Remarkably, this Egyptian obillex remained intact after Rome burned and when the Roman Empire collapsed and crumpled around it. But today, it stands in the middle of St. Peter’s Square, and the People of God from around the world, of every language, from every culture and tradition gather around it every Sunday united in prayer with the successor of St. Peter.
Unlike the Washington Monument, as impressive as it is, this ancient stone monument in St Peter’s Square, which for nearly four thousand years witnessed the rise and fall of earthly powers and governments - this enduring obelisk has itself been conquered. For on top of it, there is now a cross. And chiseled deep into its granite, around its base are the words, "Christus Vincit, Christus Regnat, Christus Imperat. Christus ab omni malo plebem suam defendat." (Christ is the victor, Christ is the King, Christ is the ruler, May Christ defend His people from all evil).
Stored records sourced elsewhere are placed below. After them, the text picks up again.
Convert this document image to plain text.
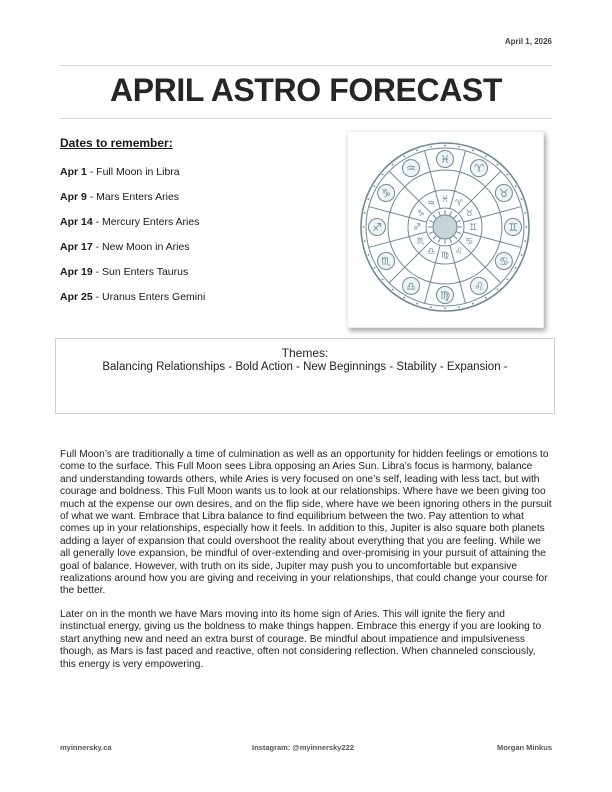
April 1, 2026
APRIL ASTRO FORECAST
Dates to remember:
Apr 1 - Full Moon in Libra
Apr 9 - Mars Enters Aries
Apr 14 - Mercury Enters Aries
Apr 17 - New Moon in Aries
Apr 19 - Sun Enters Taurus
Apr 25 - Uranus Enters Gemini
♈
♈
♉
♉
♊	♊
♋
♋
♌
♌
♍
♍
♎
♎
♏
♏
♐
♐
♑
♑
♒
♒
♓
♓
Themes:
Balancing Relationships - Bold Action - New Beginnings - Stability - Expansion -

Full Moon’s are traditionally a time of culmination as well as an opportunity for hidden feelings or emotions to come to the surface. This Full Moon sees Libra opposing an Aries Sun. Libra’s focus is harmony, balance and understanding towards others, while Aries is very focused on one’s self, leading with less tact, but with courage and boldness. This Full Moon wants us to look at our relationships. Where have we been giving too much at the expense our own desires, and on the flip side, where have we been ignoring others in the pursuit of what we want. Embrace that Libra balance to find equilibrium between the two. Pay attention to what comes up in your relationships, especially how it feels. In addition to this, Jupiter is also square both planets adding a layer of expansion that could overshoot the reality about everything that you are feeling. While we all generally love expansion, be mindful of over-extending and over-promising in your pursuit of attaining the goal of balance. However, with truth on its side, Jupiter may push you to uncomfortable but expansive realizations around how you are giving and receiving in your relationships, that could change your course for the better.

Later on in the month we have Mars moving into its home sign of Aries. This will ignite the fiery and instinctual energy, giving us the boldness to make things happen. Embrace this energy if you are looking to start anything new and need an extra burst of courage. Be mindful about impatience and impulsiveness though, as Mars is fast paced and reactive, often not considering reflection. When channeled consciously, this energy is very empowering.

myinnersky.ca	Instagram: @myinnersky222	Morgan Minkus
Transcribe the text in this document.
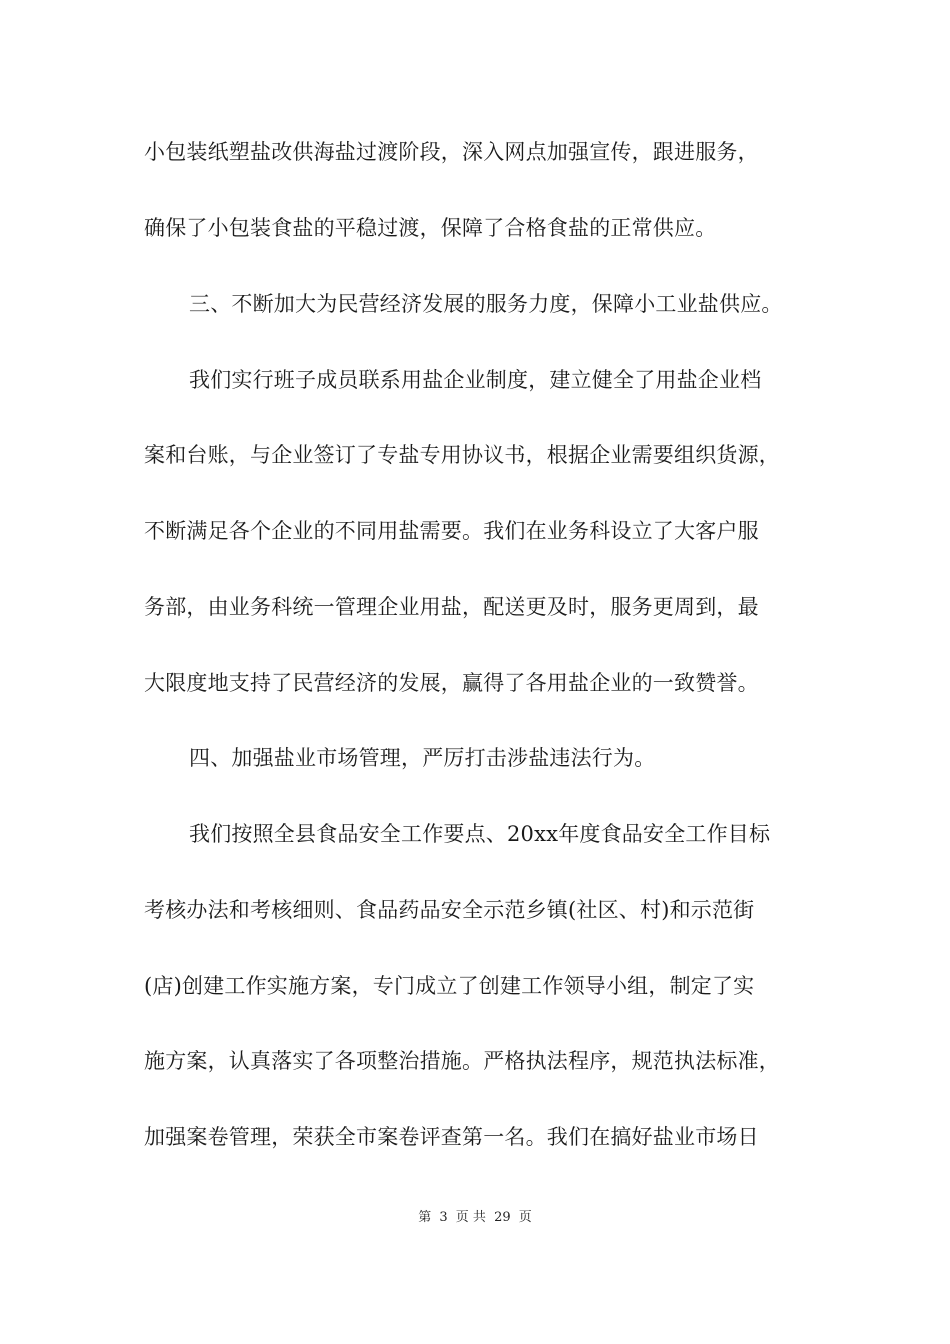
小包装纸塑盐改供海盐过渡阶段，深入网点加强宣传，跟进服务，
确保了小包装食盐的平稳过渡，保障了合格食盐的正常供应。
三、不断加大为民营经济发展的服务力度，保障小工业盐供应。
我们实行班子成员联系用盐企业制度，建立健全了用盐企业档
案和台账，与企业签订了专盐专用协议书，根据企业需要组织货源，
不断满足各个企业的不同用盐需要。我们在业务科设立了大客户服
务部，由业务科统一管理企业用盐，配送更及时，服务更周到，最
大限度地支持了民营经济的发展，赢得了各用盐企业的一致赞誉。
四、加强盐业市场管理，严厉打击涉盐违法行为。
我们按照全县食品安全工作要点、20xx年度食品安全工作目标
考核办法和考核细则、食品药品安全示范乡镇(社区、村)和示范街
(店)创建工作实施方案，专门成立了创建工作领导小组，制定了实
施方案，认真落实了各项整治措施。严格执法程序，规范执法标准，
加强案卷管理，荣获全市案卷评查第一名。我们在搞好盐业市场日
第 3 页 共 29 页
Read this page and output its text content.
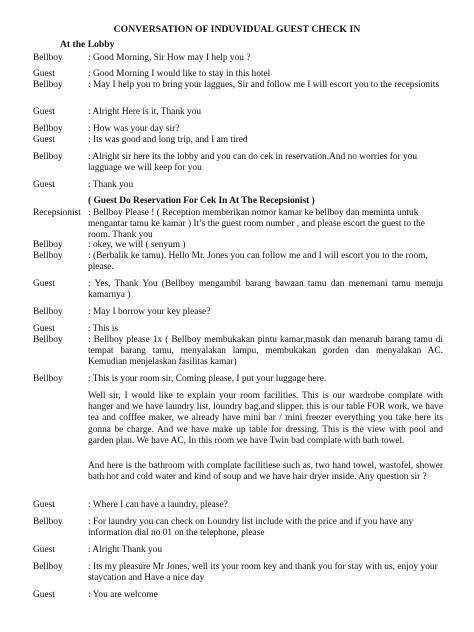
CONVERSATION OF INDUVIDUAL GUEST CHECK IN
At the Lobby
Bellboy	: Good Morning, Sir How may I help you ?
Guest	: Good Morning I would like to stay in this hotel
Bellboy	: May I help you to bring your laggues, Sir and follow me I will escort you to the recepsionits
Guest	: Alright Here is it, Thank you
Bellboy	: How was your day sir?
Guest	: Its was good and long trip, and I am tired
Bellboy	: Alright sir here its the lobby and you can do cek in reservation.And no worries for you lagguage we will keep for you
Guest	: Thank you
( Guest Do Reservation For Cek In At The Recepsionist )
Recepsionist : Bellboy Please ! ( Reception memberikan nomor kamar ke bellboy dan meminta untuk mengantar tamu ke kamar ) It’s the guest room number , and please escort the guest to the room. Thank you
Bellboy	: okey, we will ( senyum )
Bellboy	: (Berbalik ke tamu). Hello Mr. Jones you can follow me and I will escort you to the room, please.
Guest	: Yes, Thank You (Bellboy mengambil barang bawaan tamu dan menemani tamu menuju kamarnya )
Bellboy	: May I borrow your key please?
Guest	: This is
Bellboy	: Bellboy please 1x ( Bellboy membukakan pintu kamar,masuk dan menaruh barang tamu di tempat barang tamu, menyalakan lampu, membukakan gorden dan menyalakan AC. Kemudian menjelaskan fasilitas kamar)
Bellboy	: This is your room sir, Coming please, I put your luggage here.
Well sir, I would like to explain your room facilities. This is our wardrobe complate with hanger and we have laundry list, loundry bag,and slipper. this is our table FOR work, we have tea and cofffee maker, we already have mini bar / mini freezer everything you take here its gonna be charge. And we have make up table for dressing. This is the view with pool and garden plan. We have AC, In this room we have Twin bad complate with bath towel.
And here is the bathroom with complate facilitiese such as, two hand towel, wastofel, shower bath hot and cold water and kind of soup and we have hair dryer inside. Any question sir ?
Guest	: Where I can have a laundry, please?
Bellboy	: For laundry you can check on Loundry list include with the price and if you have any information dial no 01 on the telephone, please
Guest	: Alright Thank you
Bellboy	: Its my pleasure Mr Jones, well its your room key and thank you for stay with us, enjoy your staycation and Have a nice day
Guest	: You are welcome
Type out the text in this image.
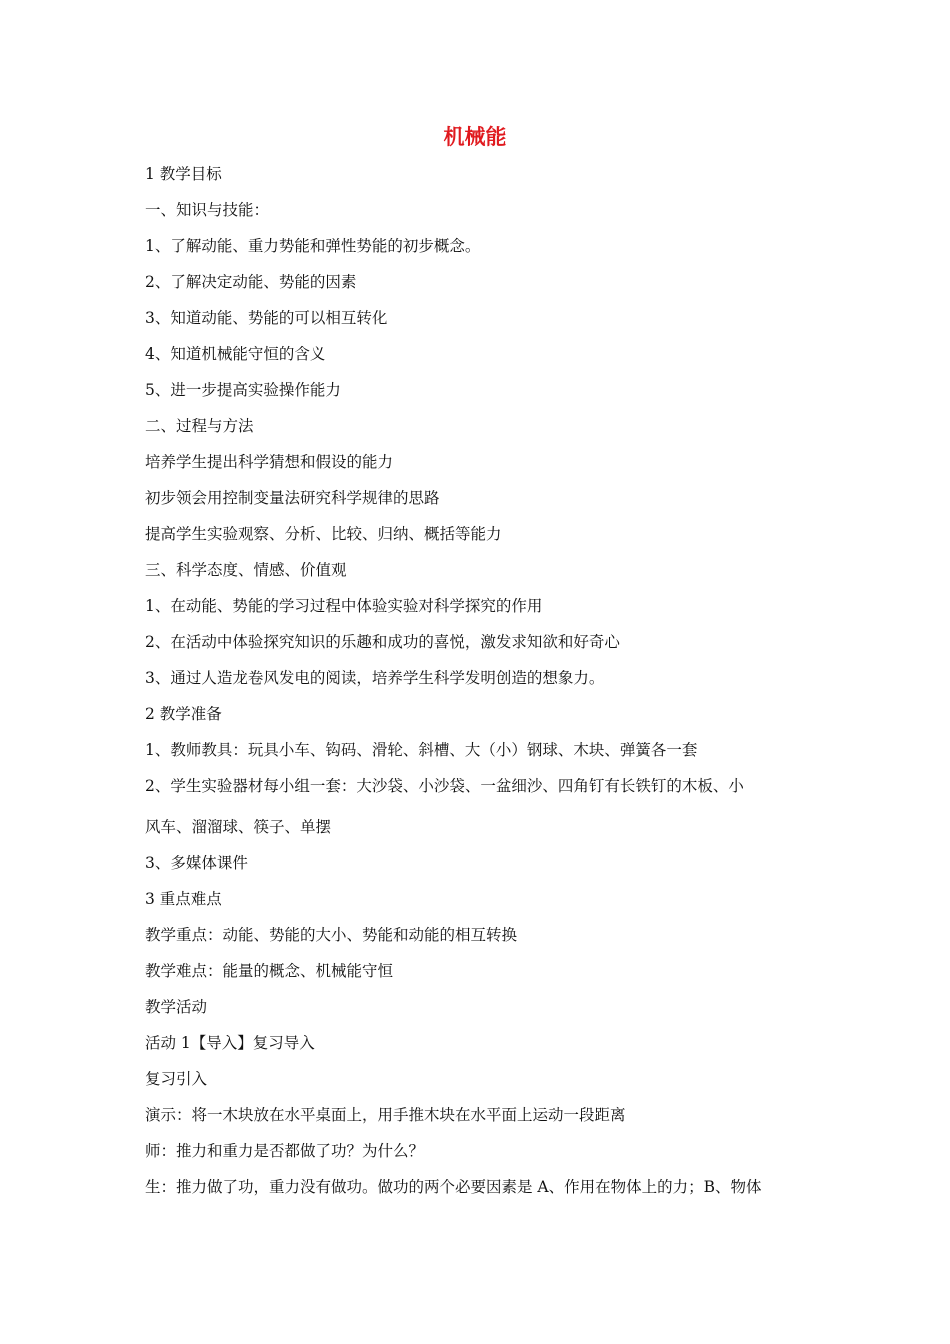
机械能
1 教学目标
一、知识与技能：
1、了解动能、重力势能和弹性势能的初步概念。
2、了解决定动能、势能的因素
3、知道动能、势能的可以相互转化
4、知道机械能守恒的含义
5、进一步提高实验操作能力
二、过程与方法
培养学生提出科学猜想和假设的能力
初步领会用控制变量法研究科学规律的思路
提高学生实验观察、分析、比较、归纳、概括等能力
三、科学态度、情感、价值观
1、在动能、势能的学习过程中体验实验对科学探究的作用
2、在活动中体验探究知识的乐趣和成功的喜悦，激发求知欲和好奇心
3、通过人造龙卷风发电的阅读，培养学生科学发明创造的想象力。
2 教学准备
1、教师教具：玩具小车、钩码、滑轮、斜槽、大（小）钢球、木块、弹簧各一套
2、学生实验器材每小组一套：大沙袋、小沙袋、一盆细沙、四角钉有长铁钉的木板、小
风车、溜溜球、筷子、单摆
3、多媒体课件
3 重点难点
教学重点：动能、势能的大小、势能和动能的相互转换
教学难点：能量的概念、机械能守恒
教学活动
活动 1【导入】复习导入
复习引入
演示：将一木块放在水平桌面上，用手推木块在水平面上运动一段距离
师：推力和重力是否都做了功？为什么？
生：推力做了功，重力没有做功。做功的两个必要因素是 A、作用在物体上的力；B、物体
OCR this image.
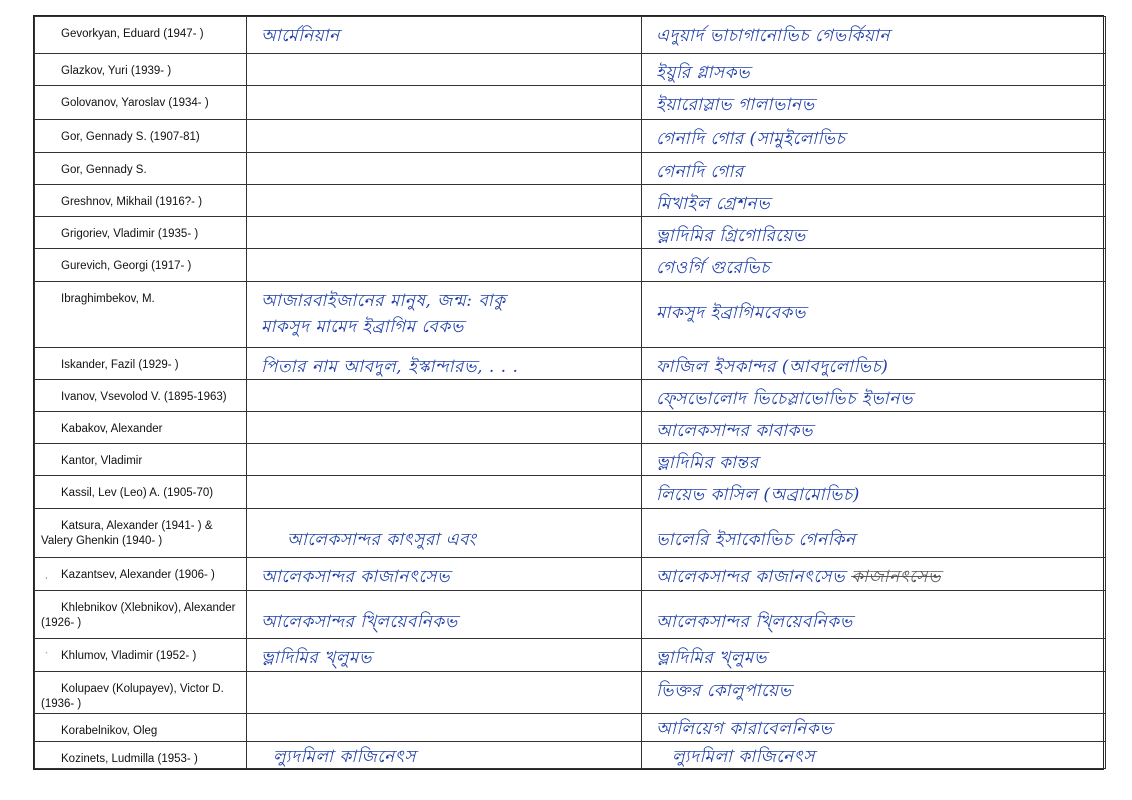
Gevorkyan, Eduard (1947- )	আর্মেনিয়ান	এদুয়ার্দ ভাচাগানোভিচ গেভর্কিয়ান

Glazkov, Yuri (1939- )		ইয়ুরি গ্লাসকভ

Golovanov, Yaroslav (1934- )		ইয়ারোস্লাভ গালাভানভ

Gor, Gennady S. (1907-81)		গেনাদি গোর (সামুইলোভিচ

Gor, Gennady S.		গেনাদি গোর

Greshnov, Mikhail (1916?- )		মিখাইল গ্রেশনভ

Grigoriev, Vladimir (1935- )		ভ্লাদিমির গ্রিগোরিয়েভ

Gurevich, Georgi (1917- )		গেওর্গি গুরেভিচ

Ibraghimbekov, M.	আজারবাইজানের মানুষ, জন্ম: বাকু
মাকসুদ মামেদ ইব্রাগিম বেকভ	মাকসুদ ইব্রাগিমবেকভ

Iskander, Fazil (1929- )	পিতার নাম আবদুল, ইস্কান্দারভ, . . .	ফাজিল ইসকান্দর (আবদুলোভিচ)

Ivanov, Vsevolod V. (1895-1963)		ফ্সেভোলোদ ভিচেস্লাভোভিচ ইভানভ

Kabakov, Alexander		আলেকসান্দর কাবাকভ

Kantor, Vladimir		ভ্লাদিমির কান্তর

Kassil, Lev (Leo) A. (1905-70)		লিয়েভ কাসিল (অব্রামোভিচ)

Katsura, Alexander (1941- ) &
Valery Ghenkin (1940- )	আলেকসান্দর কাৎসুরা এবং	ভালেরি ইসাকোভিচ গেনকিন

, Kazantsev, Alexander (1906- )	আলেকসান্দর কাজানৎসেভ	আলেকসান্দর কাজানৎসেভ কাজানৎসেভ

Khlebnikov (Xlebnikov), Alexander
(1926- )	আলেকসান্দর খ্লিয়েবনিকভ	আলেকসান্দর খ্লিয়েবনিকভ

` Khlumov, Vladimir (1952- )	ভ্লাদিমির খ্লুমভ	ভ্লাদিমির খ্লুমভ

Kolupaev (Kolupayev), Victor D.
(1936- )		ভিক্তর কোলুপায়েভ

Korabelnikov, Oleg		আলিয়েগ কারাবেলনিকভ

Kozinets, Ludmilla (1953- )	ল্যুদমিলা কাজিনেৎস	ল্যুদমিলা কাজিনেৎস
My dear friends, on this commendation of Christ the King, let it remind us never to look to the powers of this world, be they political systems, ideologies or earthly personalities, to give us what only God can offer. As citizens of this earthly dominion, may we never forget that Christ Himself is always our true and merciful Shepherd always ready to forgive and heal the world, wounded by sin and the ambitions of men. May Christ, the strong and true foundation of our patience, our endurance and our determination always reign in our hearts and lives. For all time and all history belong to Him and no other. Viva Cristo Rey!